Yea, they were taking it into 3 dimensions which seems to refer to a similar puzzle of cutting a round cake with only 3 cuts into 8 pieces of equal volume.
Two vertical cuts quatering the cake ’ + ’ and then a horizontal cut through the cake
Let’s say the “linearity” of a particular configuration of cuts is the maximum number of pieces a new line could cut across. Notice that if adding a cut to a configuration gives it linearity N (i.e., after the new cut, there’s some way to lay a line across it cutting across N pieces), then at most one of the relevant piece-separators is due to the new cut, so prior to the new cut, the linearity must have been at least N - 1. I.e., each cut increases the linearity by at most 1. Also, the pizza clearly starts out with linearity 1. Thus, before the Nth cut, the linearity is <= N.
Furthermore, the number of new pieces a cut creates (by splitting old pieces) is clearly at most the linearity of the configuration prior to the cut. Combining this with the previous observation, we find that the Nth cut creates <= N new pieces. In other words, after N cuts, a total of <= 1 + 2 + … + N = N * (N + 1)/2 many pieces is created. Adding the 1 piece the pizza starts with, we see that after N cuts, the pizza is left in <= 1 + N * (N + 1)/2 many pieces.
In the particular case where N = 4, this gives us an upper bound of 1 + 4 * 5/2 = 11 many pieces.
I can get 16 congruent pieces with 4 cuts. First, cut along the diameter. Then, take one half and stack it on top of the other half, and make the second cut along the midline. For the third and fourth cuts, stack and cut on the midline again.
Also clearly the maximum possible, for the problem allowing stacking but no folding. 
Again, you’re making a 2D exercise into a 3D one. There’s no such thing as “stacking” things on top of each other in a two dimensional plane.
But you got cheese on the bottom of the other pieces. That is a fail.
Ah, but what if the pizza comes with an unlimited number of those little plastic picnic tables that go in the middle to keep the box of the cheese, huh? WHAT THEN??!
You flip one piece over so that the cheese side faces the cheese side. After that crust is on the outside and stacking is no longer an issue.
Ha ha. If you can cut this piece of paper into four equal sections, I’ll give you a quarter.
Let me try to run post #22 through the degeekulator.
Without relying on a visual I, I think the best way to explain it verbally is:
The first cut (1) can only hope to produce two sections, a and b.

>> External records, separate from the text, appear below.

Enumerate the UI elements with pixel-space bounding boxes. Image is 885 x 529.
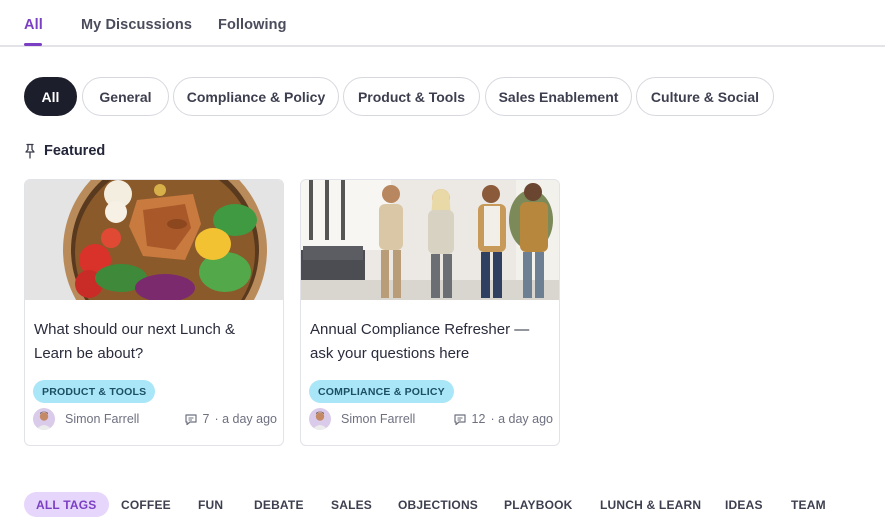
comment-icon	[453, 413, 466, 425]
card-meta: 12 · a day ago	[453, 412, 553, 426]
comment-count: 7	[202, 412, 210, 426]
tag-chip-coffee[interactable]: COFFEE	[121, 492, 171, 517]
card-tag-pill[interactable]: PRODUCT & TOOLS	[33, 380, 156, 403]
tag-chip-debate[interactable]: DEBATE	[254, 492, 304, 517]
card-tag-pill[interactable]: COMPLIANCE & POLICY	[309, 380, 454, 403]
category-chip-culture-social[interactable]: Culture & Social	[636, 77, 774, 116]
category-chip-product-tools[interactable]: Product & Tools	[343, 77, 480, 116]
avatar	[309, 408, 331, 430]
category-chip-general[interactable]: General	[82, 77, 169, 116]
card-author-row: Simon Farrell 12 · a day ago	[309, 407, 553, 431]
category-chip-all[interactable]: All	[24, 77, 77, 116]
tag-chip-objections[interactable]: OBJECTIONS	[398, 492, 478, 517]
tab-my-discussions[interactable]: My Discussions	[81, 17, 192, 33]
tag-chip-all-tags[interactable]: ALL TAGS	[24, 492, 109, 517]
tab-all[interactable]: All	[24, 17, 43, 33]
post-time: · a day ago	[214, 412, 277, 426]
featured-card[interactable]: What should our next Lunch & Learn be ab…	[24, 179, 284, 446]
avatar	[33, 408, 55, 430]
discussion-tabs: All My Discussions Following	[0, 0, 885, 47]
active-tab-indicator	[24, 43, 42, 46]
tag-chip-team[interactable]: TEAM	[791, 492, 826, 517]
card-title[interactable]: Annual Compliance Refresher — ask your q…	[310, 318, 550, 366]
pin-icon	[25, 143, 35, 159]
author-name[interactable]: Simon Farrell	[65, 412, 139, 426]
author-name[interactable]: Simon Farrell	[341, 412, 415, 426]
comment-count: 12	[471, 412, 486, 426]
card-author-row: Simon Farrell 7 · a day ago	[33, 407, 277, 431]
featured-card[interactable]: Annual Compliance Refresher — ask your q…	[300, 179, 560, 446]
tag-chip-ideas[interactable]: IDEAS	[725, 492, 763, 517]
featured-label: Featured	[44, 143, 106, 159]
salad-bowl-photo	[25, 180, 283, 300]
comment-icon	[184, 413, 197, 425]
category-chip-compliance-policy[interactable]: Compliance & Policy	[173, 77, 339, 116]
post-time: · a day ago	[490, 412, 553, 426]
tab-following[interactable]: Following	[218, 17, 287, 33]
tag-chip-sales[interactable]: SALES	[331, 492, 372, 517]
card-title[interactable]: What should our next Lunch & Learn be ab…	[34, 318, 274, 366]
featured-heading: Featured	[24, 143, 105, 159]
card-meta: 7 · a day ago	[184, 412, 277, 426]
tag-chip-playbook[interactable]: PLAYBOOK	[504, 492, 573, 517]
category-chip-sales-enablement[interactable]: Sales Enablement	[485, 77, 632, 116]
office-team-photo	[301, 180, 559, 300]
tag-chip-fun[interactable]: FUN	[198, 492, 223, 517]
tag-chip-lunch-learn[interactable]: LUNCH & LEARN	[600, 492, 701, 517]
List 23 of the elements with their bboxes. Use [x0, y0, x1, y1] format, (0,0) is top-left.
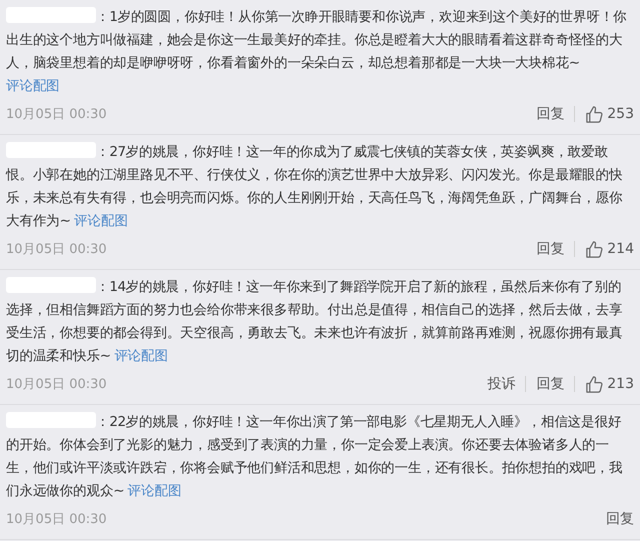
like-button[interactable]: 253 — [585, 104, 634, 124]
comment-image-link[interactable]: 评论配图 — [114, 348, 168, 364]
action-link[interactable]: 投诉 — [487, 375, 516, 393]
comment-text: ：27岁的姚晨，你好哇！这一年的你成为了威震七侠镇的芙蓉女侠，英姿飒爽，敢爱敢恨。小郭在她的江湖里路见不平、行侠仗义，你在你的演艺世界中大放异彩、闪闪发光。你是最耀眼的快乐，未来总有失有得，也会明亮而闪烁。你的人生刚刚开始，天高任鸟飞，海阔凭鱼跃，广阔舞台，愿你大有作为~ 评论配图 — [6, 141, 624, 231]
thumbs-up-icon — [585, 374, 604, 394]
comment-image-link[interactable]: 评论配图 — [74, 213, 128, 229]
action-link[interactable]: 回复 — [606, 510, 634, 528]
action-link[interactable]: 回复 — [536, 105, 564, 123]
comment-image-link[interactable]: 评论配图 — [128, 483, 182, 499]
comment-text: ：22岁的姚晨，你好哇！这一年你出演了第一部电影《七星期无人入睡》，相信这是很好的开始。你体会到了光影的魅力，感受到了表演的力量，你一定会爱上表演。你还要去体验诸多人的一生，他们或许平淡或许跌宕，你将会赋予他们鲜活和思想，如你的一生，还有很长。拍你想拍的戏吧，我们永远做你的观众~ 评论配图 — [6, 411, 624, 501]
comment-image-link[interactable]: 评论配图 — [6, 78, 60, 94]
thumbs-up-icon — [585, 240, 604, 258]
comment-date: 10月05日 00:30 — [6, 241, 107, 258]
thumbs-up-icon — [585, 104, 604, 124]
comment-date: 10月05日 00:30 — [6, 106, 107, 123]
like-button[interactable]: 213 — [585, 374, 634, 394]
comment-date: 10月05日 00:30 — [6, 511, 107, 528]
comment-text: ：14岁的姚晨，你好哇！这一年你来到了舞蹈学院开启了新的旅程，虽然后来你有了别的选择，但相信舞蹈方面的努力也会给你带来很多帮助。付出总是值得，相信自己的选择，然后去做，去享受生活，你想要的都会得到。天空很高，勇敢去飞。未来也许有波折，就算前路再难测，祝愿你拥有最真切的温柔和快乐~ 评论配图 — [6, 276, 624, 366]
comment-text: ：1岁的圆圆，你好哇！从你第一次睁开眼睛要和你说声，欢迎来到这个美好的世界呀！你出生的这个地方叫做福建，她会是你这一生最美好的牵挂。你总是瞪着大大的眼睛看着这群奇奇怪怪的大人，脑袋里想着的却是咿咿呀呀，你看着窗外的一朵朵白云，却总想着那都是一大块一大块棉花~ 评论配图 — [6, 6, 628, 96]
action-link[interactable]: 回复 — [536, 375, 564, 393]
comment-date: 10月05日 00:30 — [6, 376, 107, 393]
like-button[interactable]: 214 — [585, 240, 634, 258]
action-link[interactable]: 回复 — [536, 240, 564, 258]
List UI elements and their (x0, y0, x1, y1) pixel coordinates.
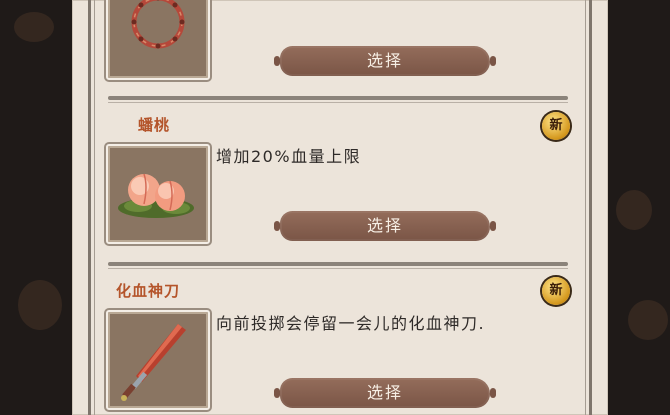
thorn-ring-icon (131, 0, 185, 49)
select-button-label: 选择 (366, 51, 403, 70)
item-icon-box (106, 0, 210, 80)
item-divider (108, 96, 568, 103)
item-description: 增加20%血量上限 (216, 147, 362, 166)
select-button-label: 选择 (366, 383, 403, 402)
new-badge: 新 (542, 277, 570, 305)
item-divider (108, 262, 568, 269)
blood-blade-icon (121, 324, 186, 401)
upgrade-selection-panel: 选择 蟠桃 新 增加20%血量上限 选择 化血神刀 新 向前投掷会停留一会儿的化… (72, 0, 608, 415)
item-title-blood-blade: 化血神刀 (116, 282, 181, 300)
new-badge-label: 新 (549, 283, 563, 298)
item-icon-box (106, 310, 210, 410)
select-button-item-1[interactable]: 选择 (274, 46, 496, 76)
left-background (0, 0, 72, 415)
new-badge-label: 新 (549, 118, 563, 133)
select-button-label: 选择 (366, 216, 403, 235)
right-background (608, 0, 670, 415)
frame-left-inner (94, 0, 95, 415)
frame-left-border (88, 0, 91, 415)
frame-right-inner (585, 0, 586, 415)
peach-icon (118, 173, 194, 218)
item-title-peach: 蟠桃 (138, 116, 171, 134)
item-description: 向前投掷会停留一会儿的化血神刀. (216, 314, 486, 333)
new-badge: 新 (542, 112, 570, 140)
select-button-item-3[interactable]: 选择 (274, 378, 496, 408)
select-button-item-2[interactable]: 选择 (274, 211, 496, 241)
item-icon-box (106, 144, 210, 244)
frame-right-border (589, 0, 592, 415)
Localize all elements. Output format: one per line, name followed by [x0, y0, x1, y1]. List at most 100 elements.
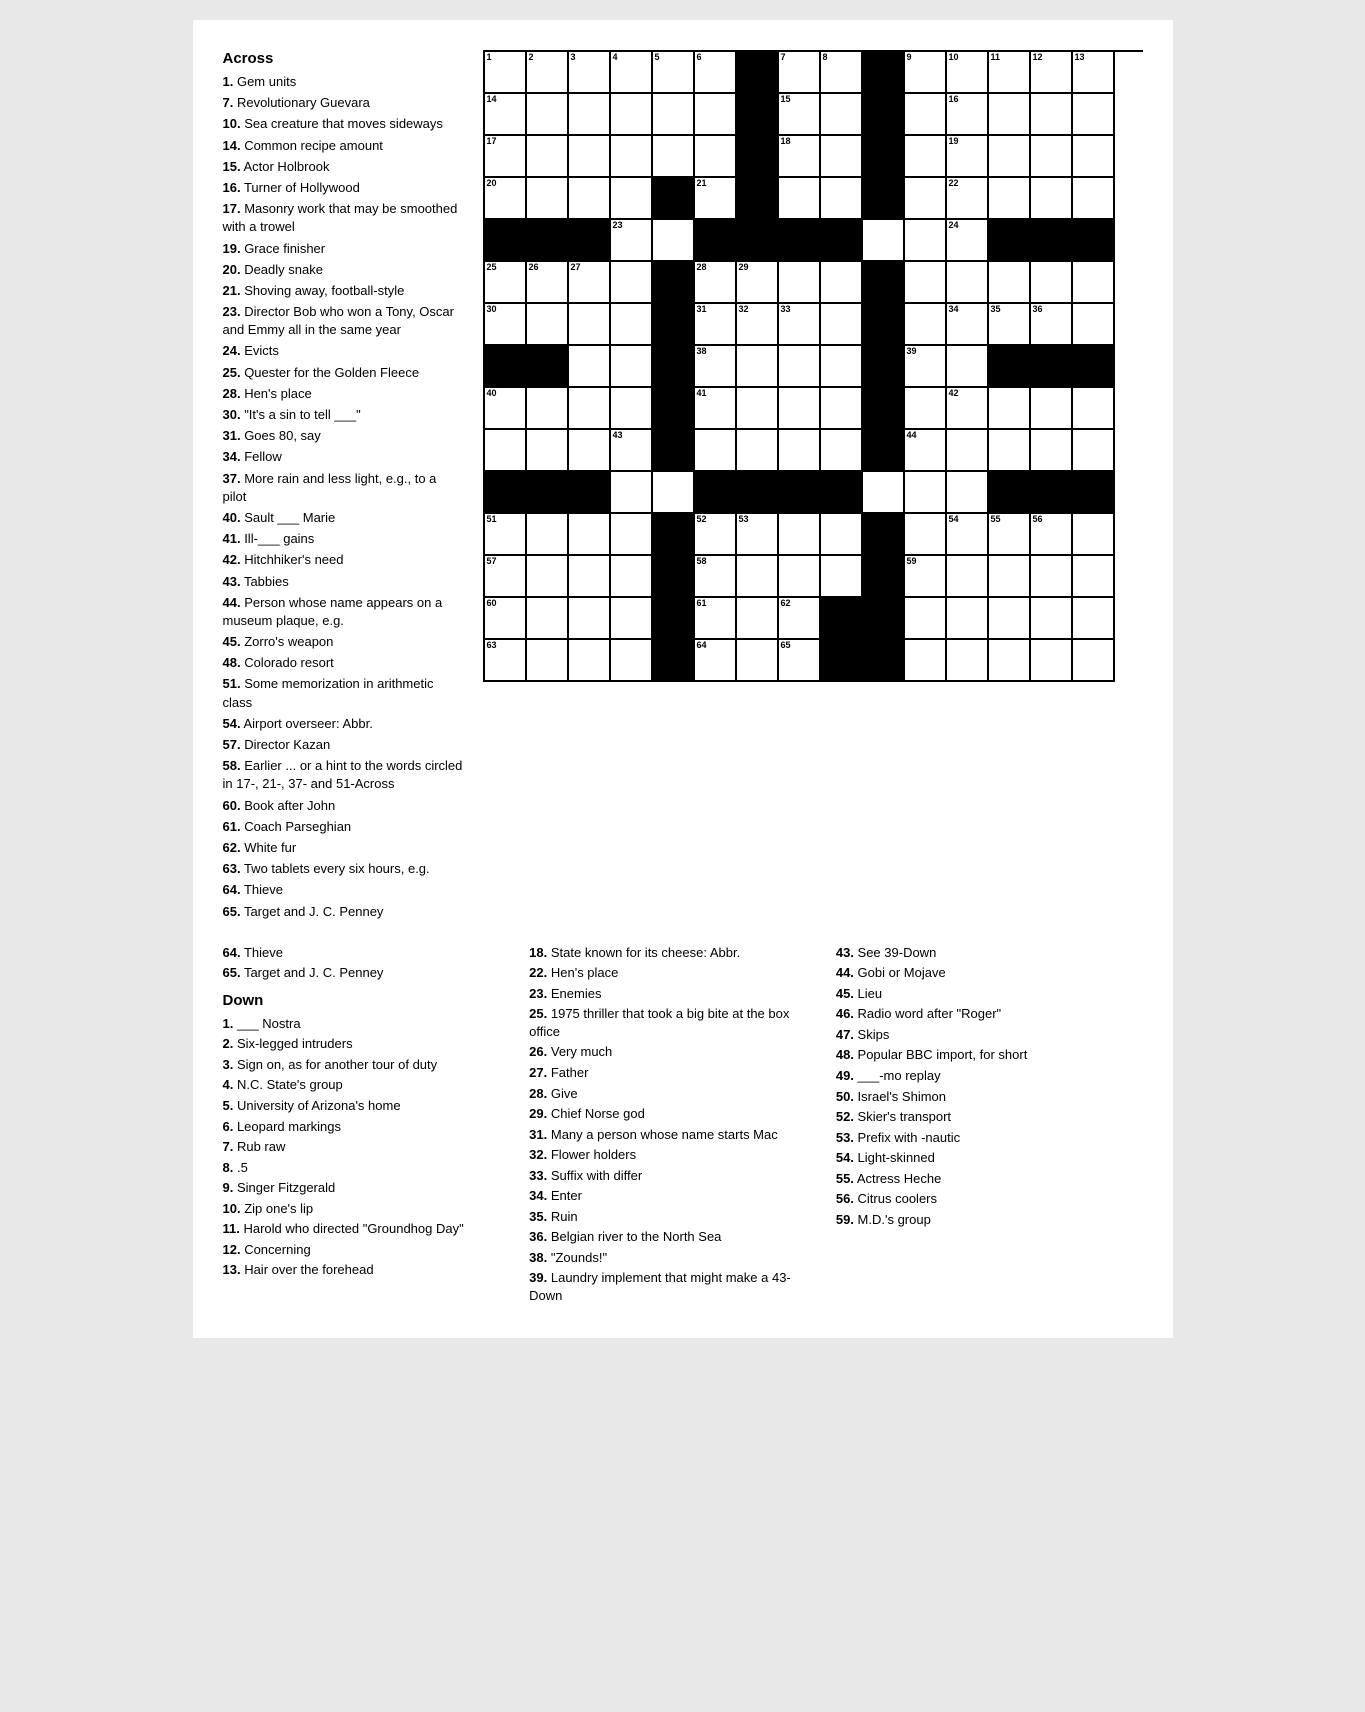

Hopefully that doesn’t need its own proof.
The second cut (2) can be made in one of two ways.
[ul]
[li]Either entirely within section a or section b, the result is identical to that of cut #1 (splitting a single section into two sections). This results in a single additional section c, for a total of three sections.[/li][li]Make a cut that intersects cut #1. This results in two additional sections, for a total of four sections.[/li][/ul]
From this last step we observe that, if the choice is either intersecting the previous cut or not intersecting it, the choice that yields more sections is intersecting the previous cut. Let’s apply this newly acquired practical knowledge when making cut #3 
The third cut (3) can be made in one of four ways:
[ul]
[li]Entirely within any single section (one additional section produced)[/li][li]Intersecting a single previous cut (two additional sections produced)[/li][li]Intersecting the previous two cuts’ intersection point (two additional sections produced)[/li][li]Intersecting both previous cuts (splitting three existing sections in two, and resulting in three additional sections)[/li][/ul]
We can see that the fourth option yields the largest number of sections.
The fourth and final cut should be made in such a way that it intersects all three previous cuts. If we continue on with additional cuts, and always wish to generate the maximum number of sections, we must always cut in such a way that we intersect all previous cuts.
Wait, wait - what if the four lines represent the four blades of a blender? You’d approach an infinite number of slices then!
I don’t know why I’m screwing with this thread. I’ll stop now.
Martin Gardner died just last Saturday.
RIP
http://www.nytimes.com/2010/05/24/us/24gardner.html?ref=obituaries
Oh, man, he was a great popularizer. Are there any compendia of his work?
You can always check Amazon.com, for instance, to see what’s available new and used.
Over the last few years he was still at work writing updates for new editions of his Mathematical Games columns. They’re worth a gander if you don’t have any of his published works already.
Now the next problem is: what orientation of these four cuts give pieces with the smallest difference in area? And what statistical measure of difference is the best to use?
where are the geeks of this board ?
My gut feeling is you could make the pieces identical in area so it would not matter what measure you used. If this is not possible, there is no correct answer for the “best measure.” Three obvious choices are: max area - min area, variance (or std dev), and sum of the 55 absolute differences.
I don’t think it’s possible to make them identical in area. Looking at the figure and attempting to move the cuts mentally, it seems to me that moving the lines to shrink one of the larger pieces inevitably affects at least one of the smaller pieces negatively.